Llevaba vaqueros y una camisa blanca de hombre por fuera. Le brillaban los ojos, pero no porque hubiera llorado. No parecía muy estable.

Al entrar y ver a Lucy en la cocina, me tiró del brazo.

– Supongo que ésa es tu novia.

Se había tomado un par de copas, desde luego.

Entró en la cocina tras de mí y las presenté.

– Lucy, ésta es Samantha Dolan. Dolan, ésta es Lucy Chenier.

– No me llames Dolan, por el amor de Dios.

Se estrecharon las manos.

– Encantada -le dijo Lucy-. Eres policía, ¿no?

Dolan se aferró a su mano.

– De momento -contestó. Entonces vio las copas que nos habíamos servido-. Ah, estáis bebiendo. Acepto un trago encantada.
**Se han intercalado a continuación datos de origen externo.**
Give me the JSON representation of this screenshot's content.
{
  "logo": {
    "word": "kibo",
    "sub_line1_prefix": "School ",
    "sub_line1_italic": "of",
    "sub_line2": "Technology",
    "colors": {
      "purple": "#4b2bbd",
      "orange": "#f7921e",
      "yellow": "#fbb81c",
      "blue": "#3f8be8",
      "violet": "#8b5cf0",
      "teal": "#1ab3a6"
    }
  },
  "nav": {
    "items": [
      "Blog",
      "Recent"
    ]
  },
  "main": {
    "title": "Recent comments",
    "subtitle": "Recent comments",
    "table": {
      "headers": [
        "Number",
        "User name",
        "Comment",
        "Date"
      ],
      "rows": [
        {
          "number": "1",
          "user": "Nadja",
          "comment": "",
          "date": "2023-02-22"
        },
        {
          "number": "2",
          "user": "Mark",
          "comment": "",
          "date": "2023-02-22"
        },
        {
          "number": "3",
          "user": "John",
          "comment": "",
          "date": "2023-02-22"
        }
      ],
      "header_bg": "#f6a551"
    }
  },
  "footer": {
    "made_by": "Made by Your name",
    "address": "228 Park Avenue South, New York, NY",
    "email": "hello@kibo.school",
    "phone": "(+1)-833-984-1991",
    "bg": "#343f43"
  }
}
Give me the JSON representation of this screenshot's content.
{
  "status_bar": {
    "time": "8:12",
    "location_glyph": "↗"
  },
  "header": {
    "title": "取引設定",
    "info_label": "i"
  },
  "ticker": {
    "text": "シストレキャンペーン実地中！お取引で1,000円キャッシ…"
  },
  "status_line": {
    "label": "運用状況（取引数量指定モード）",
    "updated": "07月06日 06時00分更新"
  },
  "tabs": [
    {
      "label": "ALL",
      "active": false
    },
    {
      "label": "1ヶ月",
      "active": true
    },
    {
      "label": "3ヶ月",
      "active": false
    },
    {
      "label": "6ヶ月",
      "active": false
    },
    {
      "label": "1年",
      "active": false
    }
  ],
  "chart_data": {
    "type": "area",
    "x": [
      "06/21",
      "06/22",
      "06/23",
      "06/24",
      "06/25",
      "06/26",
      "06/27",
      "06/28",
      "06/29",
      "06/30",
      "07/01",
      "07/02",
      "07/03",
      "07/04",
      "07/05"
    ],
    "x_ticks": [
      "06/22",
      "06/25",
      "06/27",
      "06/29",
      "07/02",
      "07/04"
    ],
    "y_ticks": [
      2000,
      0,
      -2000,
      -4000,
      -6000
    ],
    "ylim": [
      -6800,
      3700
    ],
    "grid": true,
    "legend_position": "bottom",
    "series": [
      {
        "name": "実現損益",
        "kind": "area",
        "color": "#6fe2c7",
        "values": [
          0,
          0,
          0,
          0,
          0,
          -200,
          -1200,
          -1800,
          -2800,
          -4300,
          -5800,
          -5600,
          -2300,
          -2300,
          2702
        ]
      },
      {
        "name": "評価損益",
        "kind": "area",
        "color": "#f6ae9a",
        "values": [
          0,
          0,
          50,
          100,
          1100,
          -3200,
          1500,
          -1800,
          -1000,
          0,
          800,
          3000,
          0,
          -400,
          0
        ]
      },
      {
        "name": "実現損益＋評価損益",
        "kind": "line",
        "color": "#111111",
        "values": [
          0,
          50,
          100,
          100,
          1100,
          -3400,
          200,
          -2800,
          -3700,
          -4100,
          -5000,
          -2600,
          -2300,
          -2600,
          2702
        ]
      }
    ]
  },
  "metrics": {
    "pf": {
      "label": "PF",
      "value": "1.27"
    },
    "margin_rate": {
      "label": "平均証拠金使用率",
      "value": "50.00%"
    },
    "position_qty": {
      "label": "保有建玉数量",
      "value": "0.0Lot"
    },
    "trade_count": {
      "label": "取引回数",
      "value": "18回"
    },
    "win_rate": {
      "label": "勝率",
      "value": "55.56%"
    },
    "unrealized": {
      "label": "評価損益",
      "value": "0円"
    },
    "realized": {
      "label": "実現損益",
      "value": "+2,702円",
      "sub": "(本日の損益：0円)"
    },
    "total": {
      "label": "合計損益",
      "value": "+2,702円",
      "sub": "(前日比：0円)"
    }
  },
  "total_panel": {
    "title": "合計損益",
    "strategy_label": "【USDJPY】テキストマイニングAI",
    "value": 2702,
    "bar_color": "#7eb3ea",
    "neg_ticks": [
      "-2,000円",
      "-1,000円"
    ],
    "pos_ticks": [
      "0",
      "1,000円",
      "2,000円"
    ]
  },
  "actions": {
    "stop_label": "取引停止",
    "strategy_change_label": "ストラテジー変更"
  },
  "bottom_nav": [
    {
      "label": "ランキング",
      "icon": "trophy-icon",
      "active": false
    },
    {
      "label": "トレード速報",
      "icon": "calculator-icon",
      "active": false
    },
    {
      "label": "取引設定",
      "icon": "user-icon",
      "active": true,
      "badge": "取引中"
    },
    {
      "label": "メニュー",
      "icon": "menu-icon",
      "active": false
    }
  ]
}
Se había tomado más de un par.

– ¿Te apetece un gin tonic?

– ¿Tienes tequila?

Más bien habían sido tres o cuatro.

Mientras le servía la copa, miró las baldosas con cara muy seria.

– ¿Qué ha pasado en el suelo?

– Bricolaje.

– Es la primera vez, ¿no?

Por lo visto, todo el mundo tenía algo que comentar sobre el tema.

– Estábamos a punto de cenar comida china -explicó Lucy-. ¿Quieres quedarte?

Dolan le sonrió.

– Qué acento. ¿De dónde eres?

– De Luisiana -contestó Lucy con una sonrisa-. ¿Y tú?

– De Bakersfield.

– Allí tienen muchas vacas, ¿no?

Le di la copa de tequila.

– Bueno, ¿qué pasa, Dolan?

– Krantz me ha echado del grupo operativo.

– Lo siento.

– No es culpa tuya. No tenía que haberme comportado así y no creo que fueras tú el que se fue de la lengua con la prensa -dijo, levantando su copa hacia Lucy-. Ni siquiera aunque tu amiga sea periodista. En fin, que no te echo la culpa; sólo quería que lo supieras.

– ¿Y qué vas a hacer?

Se echó a reír, con esa risa que aparece cuando la única alternativa posible es llorar.

– No puedo hacer nada. Bishop ha vuelto a ponerme en la mesa, pero no quiere olvidarse del tema. Dice que va a esperar unos días para que la cosa se enfríe y que luego lo comentará con los jefes adjuntos para ver qué es lo más conveniente. Está pensando en trasladarme a otro sitio.

– ¿Y todo porque has confirmado que Elvis ya lo sabía? -dijo Lucy.

– En Parker Center se toman muy en serio sus secretos, abogada. No permiten que nadie ponga en peligro una investigación, y eso es lo que creen que he hecho yo. Si soy buena y le hago la pelota a Bishop, a lo mejor me permite quedarme.